Elle avait beau être couverte de son voile épais, sa figure resplendissait vraiment devant mes regards! Je me trouvai transporté par la joie au plus haut de la septième sphère.

– Tiens-toi tranquille, me dit-elle. Tu seras délivré aujourd'hui même ou demain au plus tard!

Là-dessus, se détournant, elle disparut avec deux autres femmes qui l'accompagnaient, et, le soir, comme je me mourais d'impatience, un officier arriva avec un vékyl; on rompit ma chaîne et l'officier me dit:

– Va où tu voudras, tu es libre!

Comme il prononçait ces paroles, je me trouvai serré dans les bras, oui, dans les bras de qui? De mon cousin Abdoullah!

Dieu! que je fus ravi de le voir!

– Ah! mon ami, mon frère, mon bien-aimé, me dit-il, quel bonheur! Quelle réunion! Lorsque j'appris de notre cousin Kérym que tu avais été enlevé par la milice, je ne sais à quel excès de chagrin je ne fus pas sur le point de m'abandonner!

– Ce bon Kérym! m'écriai-je. Nous nous sommes toujours tendrement aimés, lui et moi! Bien que quelquefois, j'avoue que je lui aie préféré Souleyman, et, à ce propos, sais-tu que Souleyman…

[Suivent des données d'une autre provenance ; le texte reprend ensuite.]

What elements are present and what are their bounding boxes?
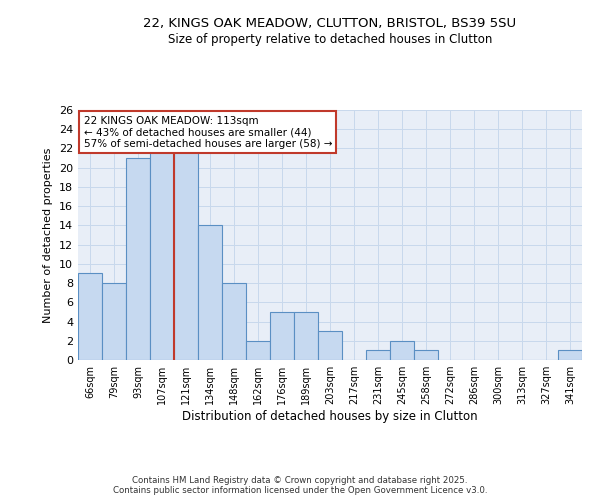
Bar [198,226,222,360]
Bar [174,148,198,360]
Bar [78,274,102,360]
Bar [102,283,126,360]
Bar [366,350,390,360]
Y-axis label: Number of detached properties: Number of detached properties [43,148,53,322]
Bar [126,158,150,360]
Bar [294,312,318,360]
Bar [150,148,174,360]
X-axis label: Distribution of detached houses by size in Clutton: Distribution of detached houses by size … [182,410,478,423]
Text: Size of property relative to detached houses in Clutton: Size of property relative to detached ho… [168,32,492,46]
Text: 22 KINGS OAK MEADOW: 113sqm
← 43% of detached houses are smaller (44)
57% of sem: 22 KINGS OAK MEADOW: 113sqm ← 43% of det… [83,116,332,149]
Bar [414,350,438,360]
Bar [270,312,294,360]
Text: Contains HM Land Registry data © Crown copyright and database right 2025.
Contai: Contains HM Land Registry data © Crown c… [113,476,487,495]
Bar [390,341,414,360]
Bar [318,331,342,360]
Bar [558,350,582,360]
Bar [222,283,246,360]
Bar [246,341,270,360]
Text: 22, KINGS OAK MEADOW, CLUTTON, BRISTOL, BS39 5SU: 22, KINGS OAK MEADOW, CLUTTON, BRISTOL, … [143,18,517,30]
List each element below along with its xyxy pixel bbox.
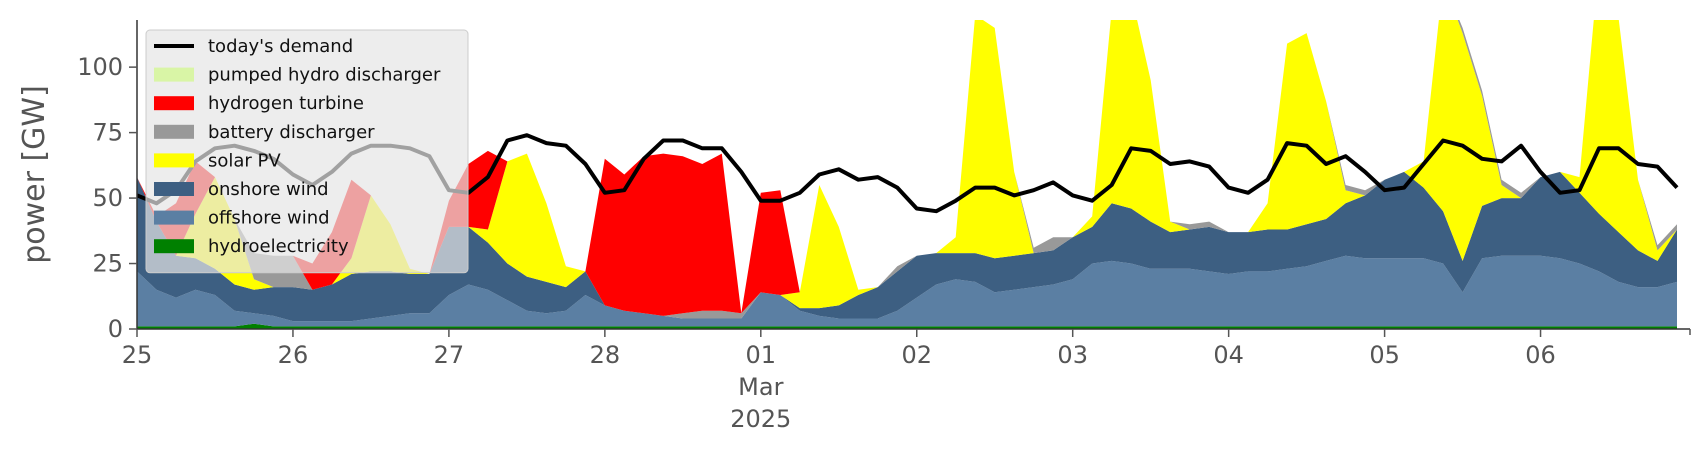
legend-label-hydrogen-turbine: hydrogen turbine bbox=[208, 93, 364, 114]
legend-swatch-hydrogen-turbine bbox=[154, 96, 194, 111]
y-axis-label: power [GW] bbox=[17, 85, 52, 264]
y-tick-label: 0 bbox=[108, 315, 123, 343]
legend: today's demand pumped hydro discharger hyd… bbox=[145, 29, 469, 274]
x-date-sublabel: 2025 bbox=[730, 405, 791, 433]
legend-swatch-solar-pv bbox=[154, 153, 194, 168]
x-tick-label: 28 bbox=[590, 341, 621, 369]
x-tick-label: 05 bbox=[1369, 341, 1400, 369]
x-tick-label: 04 bbox=[1213, 341, 1244, 369]
x-date-sublabel: Mar bbox=[738, 373, 783, 401]
legend-label-battery-discharger: battery discharger bbox=[208, 122, 375, 143]
x-tick-label: 27 bbox=[434, 341, 465, 369]
x-tick-label: 06 bbox=[1525, 341, 1556, 369]
legend-swatch-onshore-wind bbox=[154, 182, 194, 196]
y-tick-label: 25 bbox=[92, 250, 123, 278]
legend-label-onshore-wind: onshore wind bbox=[208, 179, 329, 200]
legend-label-offshore-wind: offshore wind bbox=[208, 208, 330, 229]
legend-label-today-s-demand: today's demand bbox=[208, 36, 353, 57]
legend-swatch-battery-discharger bbox=[154, 124, 194, 139]
legend-swatch-offshore-wind bbox=[154, 210, 194, 225]
x-tick-label: 26 bbox=[278, 341, 309, 369]
y-tick-label: 100 bbox=[77, 53, 123, 81]
x-tick-label: 02 bbox=[901, 341, 932, 369]
x-tick-label: 03 bbox=[1057, 341, 1088, 369]
legend-swatch-pumped-hydro-discharger bbox=[154, 67, 194, 82]
legend-box bbox=[145, 29, 469, 274]
y-tick-label: 75 bbox=[92, 119, 123, 147]
x-tick-label: 01 bbox=[746, 341, 777, 369]
legend-swatch-hydroelectricity bbox=[154, 239, 194, 254]
x-tick-label: 25 bbox=[122, 341, 153, 369]
y-tick-label: 50 bbox=[92, 184, 123, 212]
legend-label-hydroelectricity: hydroelectricity bbox=[208, 236, 349, 257]
area-offshore-wind bbox=[137, 255, 1677, 327]
legend-label-solar-pv: solar PV bbox=[208, 150, 281, 171]
area-onshore-wind bbox=[137, 171, 1677, 322]
legend-label-pumped-hydro-discharger: pumped hydro discharger bbox=[208, 65, 441, 86]
area-solar-pv bbox=[137, 20, 1677, 319]
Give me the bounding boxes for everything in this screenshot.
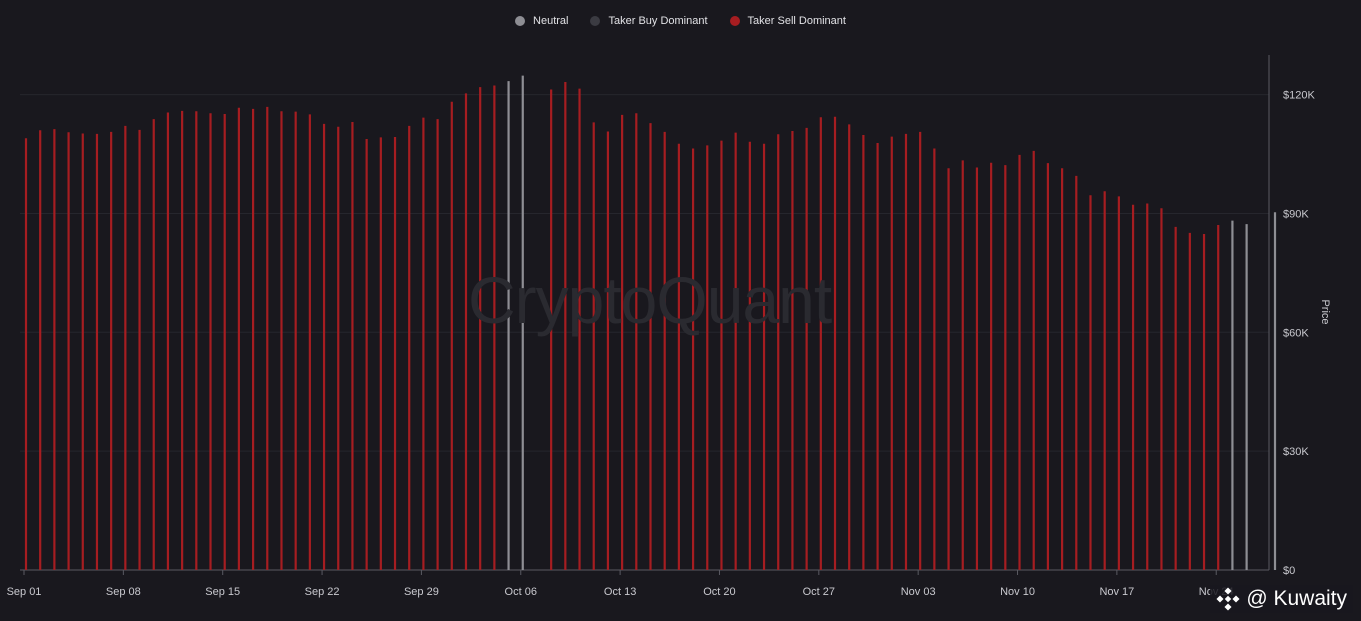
- legend-item-taker-buy[interactable]: Taker Buy Dominant: [590, 15, 708, 27]
- legend-dot-taker-sell: [729, 16, 740, 26]
- x-tick-label: Sep 01: [7, 586, 42, 598]
- legend-item-neutral[interactable]: Neutral: [515, 15, 568, 27]
- y-axis-title: Price: [1319, 299, 1331, 324]
- x-tick-label: Sep 22: [305, 586, 340, 598]
- legend-item-taker-sell[interactable]: Taker Sell Dominant: [729, 15, 846, 27]
- legend-dot-neutral: [515, 16, 526, 26]
- diamond-logo-icon: [1216, 587, 1240, 611]
- y-tick-label: $0: [1283, 565, 1295, 577]
- source-tag: @ Kuwaity: [1210, 585, 1353, 613]
- x-tick-label: Sep 15: [205, 586, 240, 598]
- y-tick-label: $30K: [1283, 446, 1309, 458]
- watermark: CryptoQuant: [468, 263, 832, 337]
- x-tick-label: Oct 13: [604, 586, 636, 598]
- legend-label-taker-buy: Taker Buy Dominant: [608, 15, 708, 27]
- x-tick-label: Nov 03: [901, 586, 936, 598]
- y-tick-label: $90K: [1283, 208, 1309, 220]
- legend-dot-taker-buy: [590, 16, 601, 26]
- x-tick-label: Sep 29: [404, 586, 439, 598]
- y-tick-label: $120K: [1283, 90, 1315, 102]
- x-tick-label: Nov 17: [1099, 586, 1134, 598]
- legend-label-taker-sell: Taker Sell Dominant: [747, 15, 846, 27]
- x-tick-label: Oct 27: [803, 586, 835, 598]
- source-tag-text: @ Kuwaity: [1246, 587, 1347, 610]
- x-tick-label: Oct 06: [505, 586, 537, 598]
- chart-legend: Neutral Taker Buy Dominant Taker Sell Do…: [0, 15, 1361, 27]
- x-tick-label: Nov 10: [1000, 586, 1035, 598]
- y-tick-label: $60K: [1283, 327, 1309, 339]
- x-tick-label: Oct 20: [703, 586, 735, 598]
- legend-label-neutral: Neutral: [533, 15, 569, 27]
- x-tick-label: Sep 08: [106, 586, 141, 598]
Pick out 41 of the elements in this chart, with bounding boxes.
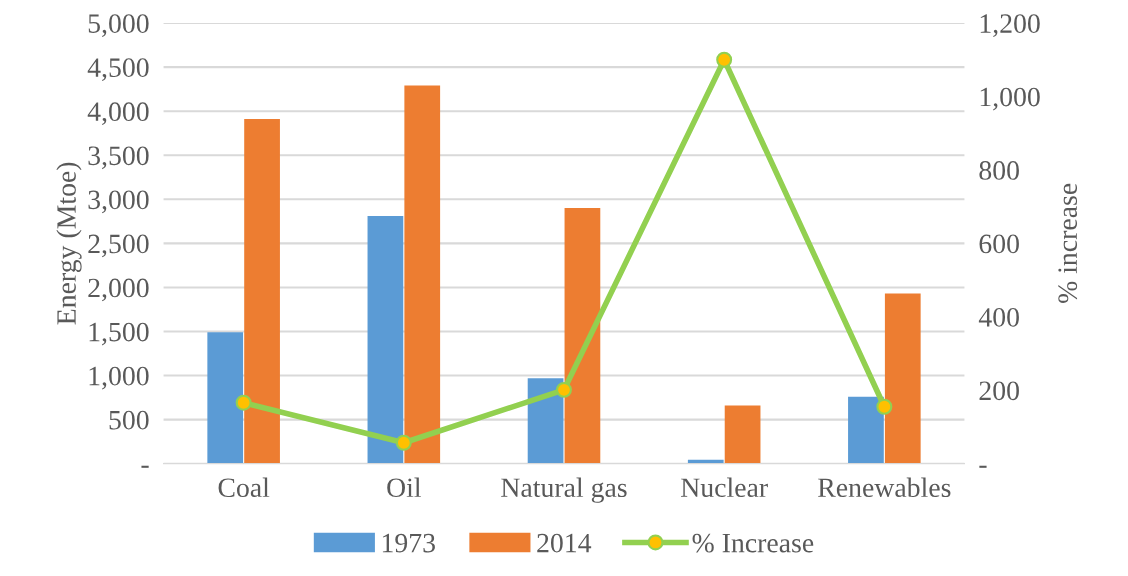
- x-tick-label: Natural gas: [501, 477, 627, 503]
- y-tick-label: 4,000: [87, 102, 149, 126]
- bar: [244, 119, 280, 464]
- point: [556, 381, 572, 398]
- x-tick-label: Renewables: [818, 477, 951, 498]
- y2-tick-label: 800: [979, 161, 1019, 180]
- y-tick-label: 500: [109, 410, 149, 430]
- point: [876, 398, 893, 415]
- bar: [848, 396, 884, 464]
- y2-tick-label: 1,000: [980, 87, 1040, 111]
- y-tick-label: 3,500: [88, 146, 149, 170]
- point: [395, 434, 412, 451]
- y-tick-label: 2,500: [88, 234, 149, 258]
- y-tick-label: 4,500: [87, 58, 149, 82]
- x-tick-label: Coal: [218, 477, 270, 498]
- y2-tick-label: 1,200: [980, 14, 1040, 37]
- y2-tick-label: -: [979, 465, 987, 468]
- bar: [564, 208, 601, 464]
- bar: [884, 293, 921, 464]
- bar: [367, 216, 404, 464]
- y-tick-label: 2,000: [88, 278, 149, 302]
- y-axis-title: Energy (Mtoe): [56, 162, 82, 325]
- legend-label: % Increase: [692, 533, 814, 553]
- bar: [724, 405, 761, 464]
- y-tick-label: 3,000: [88, 190, 149, 214]
- y2-tick-label: 400: [978, 307, 1019, 327]
- y2-tick-label: 600: [979, 234, 1019, 254]
- y2-axis-title: % increase: [1058, 183, 1078, 303]
- x-tick-label: Nuclear: [681, 477, 768, 498]
- y-tick-label: 5,000: [88, 14, 149, 37]
- legend-label: 2014: [537, 533, 592, 553]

Là-dessus, je lui racontai ce que notre digne cousin était devenu et comme il était en train de devenir un moulla très savant et un grand personnage à Meshhed. Ce récit charma Abdoullah.

– Je regrette, me dit-il, que notre parent Kérym n'ait pu obtenir un sort aussi beau. C'est un peu sa faute. Tu sais qu'il avait l'habitude déplorable d'aimer le thé froid avec excès.

Cette expression «le thé froid» indique, comme chacun sait, entre gens qui se respectent, cette horrible liqueur qu'on appelle du raky. Je secouai la tête d'un air désolé et indigné tout à la fois:

– Kérym, répendis-je, buvait du thé froid, je ne le sais que trop; j'ai fait longtemps des efforts extraordinaires pour l'arracher à cette honteuse habitude; je n'y ai jamais réussi.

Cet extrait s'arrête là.